Art 6 de la Déclaration des Droits de l’homme: »La loi est l’expression de la volonté générale. Tous les citoyens ont droit de concourir personnellement, ou par leur représentant , à sa formation. Elle doit être la même pour tous, soit qu’elle protège, soit qu’elle punisse. Tous les citoyens étant égaux à ses yeux sont également admissibles à toutes dignités, places et emplois publics, selon leur capacité, et sans autre distinction que leurs vertus et de leur talent. »

Les mots parlent d’eux même, la citoyenneté revêt un caractère d’universalisme remis en cause en introduisant une distinction personnelle homme et femme alors même que la déclaration des droits de l’homme qui ne fait pas cette distinction garantit l’égalité d’accès. En plus le quota remplace l’égalité, le talent et la vertu.

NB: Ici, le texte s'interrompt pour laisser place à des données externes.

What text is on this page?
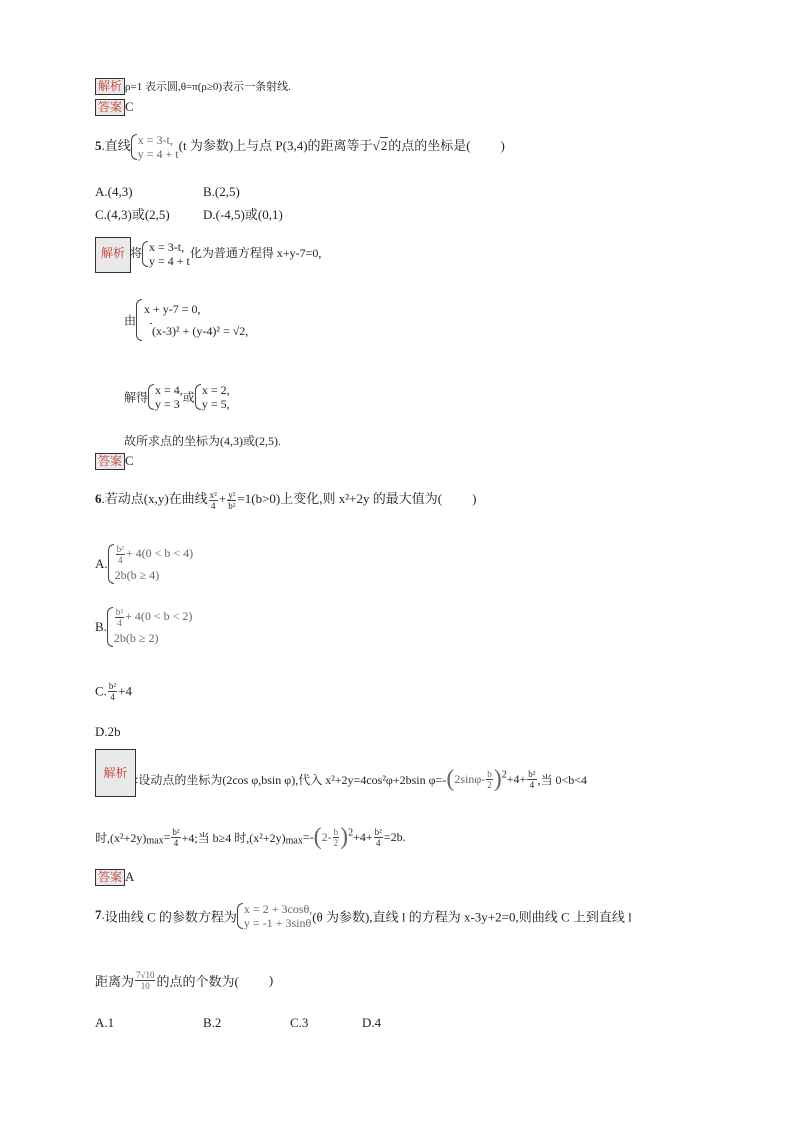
解析 ρ=1 表示圆,θ=π(ρ≥0)表示一条射线.
答案 C
5.直线 x = 3-t,
y = 4 + t
(t 为参数)上与点 P(3,4)的距离等于√2的点的坐标是( )
A.(4,3)	B.(2,5)
C.(4,3)或(2,5)	D.(-4,5)或(0,1)
解析 将 x = 3-t,
y = 4 + t
化为普通方程得 x+y-7=0,
由
x + y-7 = 0,
(x-3)² + (y-4)² = √2,
解得
x = 4,
y = 3 或
x = 2,
y = 5,
故所求点的坐标为(4,3)或(2,5).
答案 C
6.若动点(x,y)在曲线 $\frac{\text{x²}}{4} + \frac{\text{y²}}{\text{b²}} =1(b>0)$上变化,则 x²+2y 的最大值为( )
A. $\frac{\text{b²}}{4} + 4(0 < b < 4)$
2b(b ≥ 4)
B. $\frac{\text{b²}}{4} + 4(0 < b < 2)$
2b(b ≥ 2)
C. $\frac{\text{b²}}{4} +4$
D.2b
解析 :设动点的坐标为(2cos φ,bsin φ),代入 x²+2y=4cos²φ+2bsin $\varphi=-(2\sin\varphi- \frac{b}{2} )^2+4+ \frac{\text{b²}}{4}$ ,当 0<b<4
时$,(x^2+2y)_{max}= \frac{\text{b²}}{4} +4$;当 b≥4 时$,(x^2+2y)_{max}=-(2- \frac{b}{2} )^2+4+ \frac{\text{b²}}{4} =2b$.
答案 A
7.设曲线 C 的参数方程为
x = 2 + 3cosθ,
y = -1 + 3sinθ (θ 为参数),直线 l 的方程为 x-3y+2=0,则曲线 C 上到直线 l
距离为 $\frac{7√10}{10}$ 的点的个数为( )
A.1	B.2	C.3	D.4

Cela se comprend d’autant moins que, dans la partie Souveraineté, à l’article 3 de la constitution, la loi constitutionnelle n°99-569 du huit juillet 1999 avait déjà écrit ce qui fait la modification de l’article 1 par la loi du 23 juillet.

Art 3

  • La souveraineté nationale appartient au peuple qui l’exerce par ses représentants et par la voie du référendum.

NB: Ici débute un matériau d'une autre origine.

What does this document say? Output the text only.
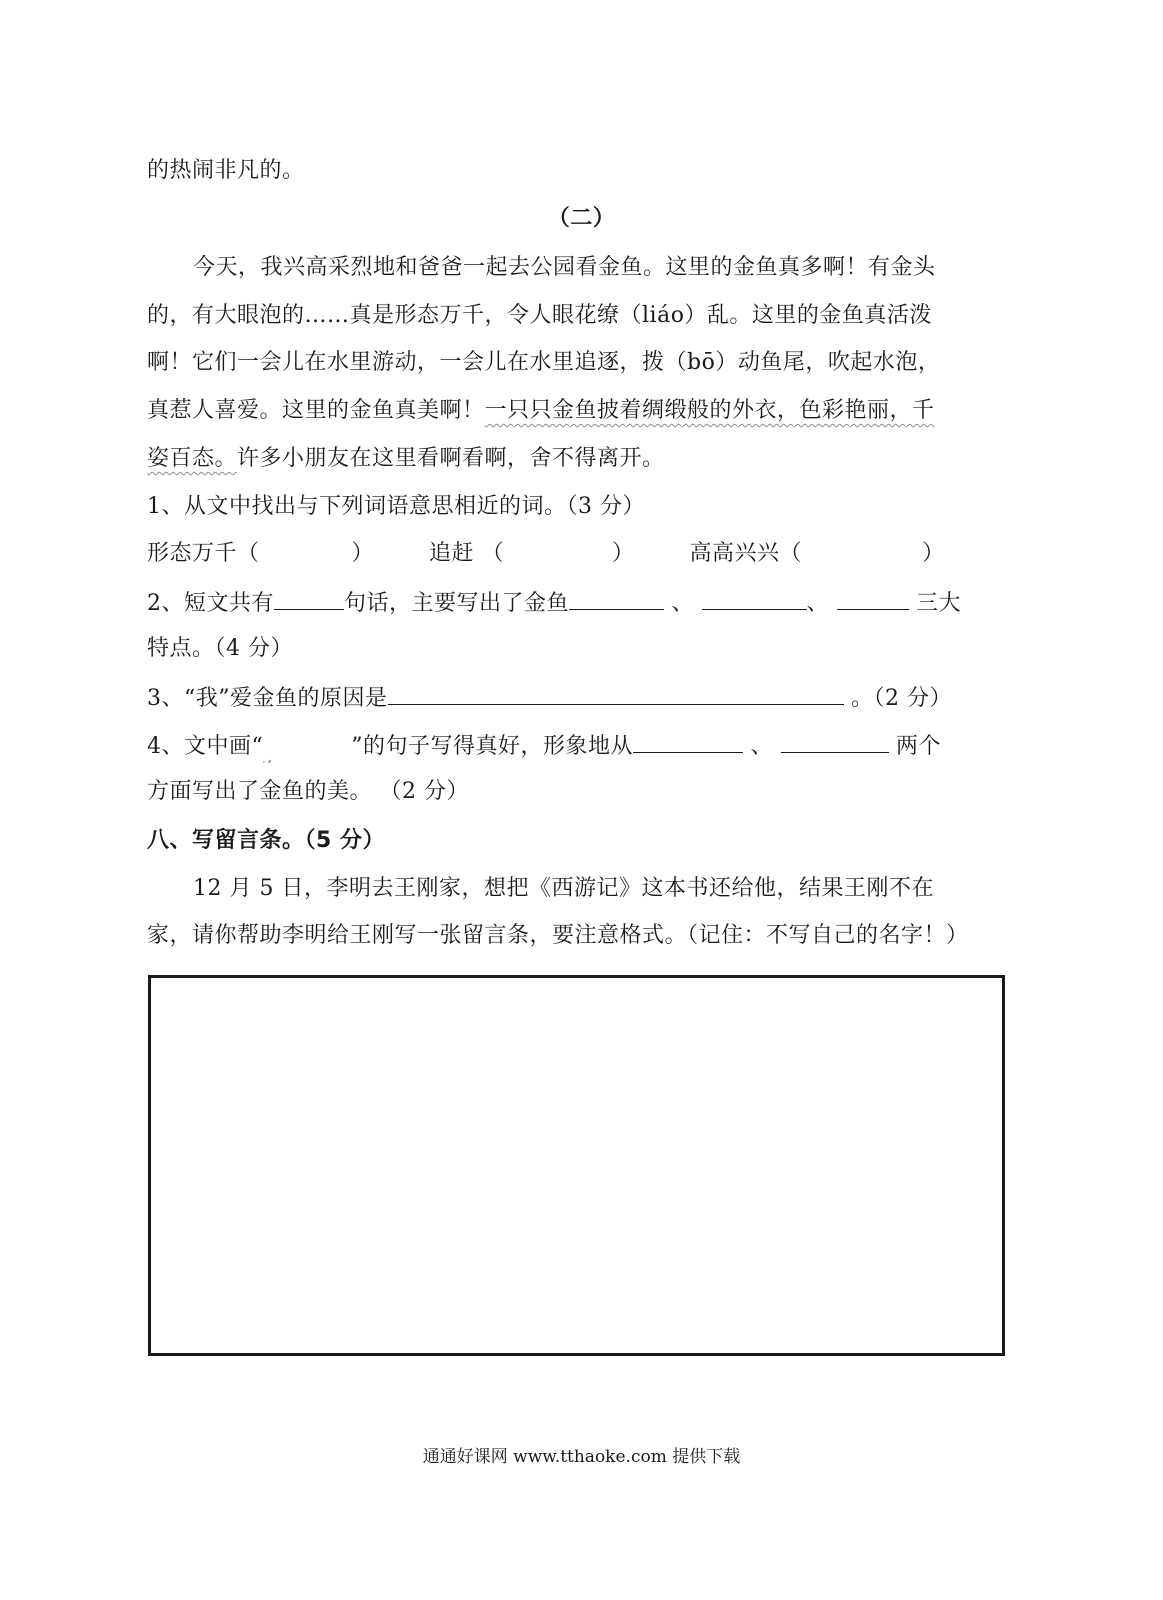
的热闹非凡的。
（二）
今天，我兴高采烈地和爸爸一起去公园看金鱼。这里的金鱼真多啊！有金头
的，有大眼泡的……真是形态万千，令人眼花缭（liáo）乱。这里的金鱼真活泼
啊！它们一会儿在水里游动，一会儿在水里追逐，拨（bō）动鱼尾，吹起水泡，
真惹人喜爱。这里的金鱼真美啊！一只只金鱼披着绸缎般的外衣，色彩艳丽，千
姿百态。许多小朋友在这里看啊看啊，舍不得离开。
1、从文中找出与下列词语意思相近的词。（3 分）
形态万千（	）	追赶 （	）	高高兴兴（	）
2、短文共有	句话，主要写出了金鱼	、	、	三大
特点。（4 分）
3、“我”爱金鱼的原因是	。（2 分）
4、文中画“	”的句子写得真好，形象地从	、	两个
方面写出了金鱼的美。 （2 分）
八、写留言条。（5 分）
12 月 5 日，李明去王刚家，想把《西游记》这本书还给他，结果王刚不在
家，请你帮助李明给王刚写一张留言条，要注意格式。（记住：不写自己的名字！）
通通好课网 www.tthaoke.com 提供下载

  • Aucune section du peuple ni aucun individu ne peut s’en attribuer l’exercice

  • Les suffrage peut être direct ou indirect dans les conditions prévues par la Constitution. Il est toujours universel, égal et secret.

  • Sont électeurs, dans les conditions déterminées par la loi, tous les nationaux français majeurs, des deux sexes, jouissant de leur droits civils et politiques.

  • La loi favorise l’égal accès des femmes et des hommes aux mandats électoraux et fonctions élective.

Ainsi donc, était il nécessaire de l’introduire dans le principe de la constitution, s’il ne s’agissait de faire prévaloir une catégorisation du citoyen français sous couvert de dignité dans l’exercice de responsabilités professionnelles et sociales?

La responsabilité professionnelle et sociale avait-elle besoin d’être précisée sachant que le préambule de la constitution précise lui même son attachement aux principes de souveraineté nationale tels qu’ils ont été définis dans la Déclaration des Droits de l’homme de 1789 , confirmés et complétés par le préambule de la constitution de 1946 dont voici la présentation:

« Au lendemain de la victoire remportée par les peuples libres sur les régimes qui ont tenté d’asservir et de dégrader la personne humaine, le peuple français proclame à nouveau que tout être humain, sans distinction de race, de religion ni de croyance, possède des droits inaliénables et sacrés. Il réaffirme solennellement les droits et libertés de l’homme et du citoyen consacrés par la Déclaration des droits de 1789 et les principes fondamentaux reconnus par les lois de la République.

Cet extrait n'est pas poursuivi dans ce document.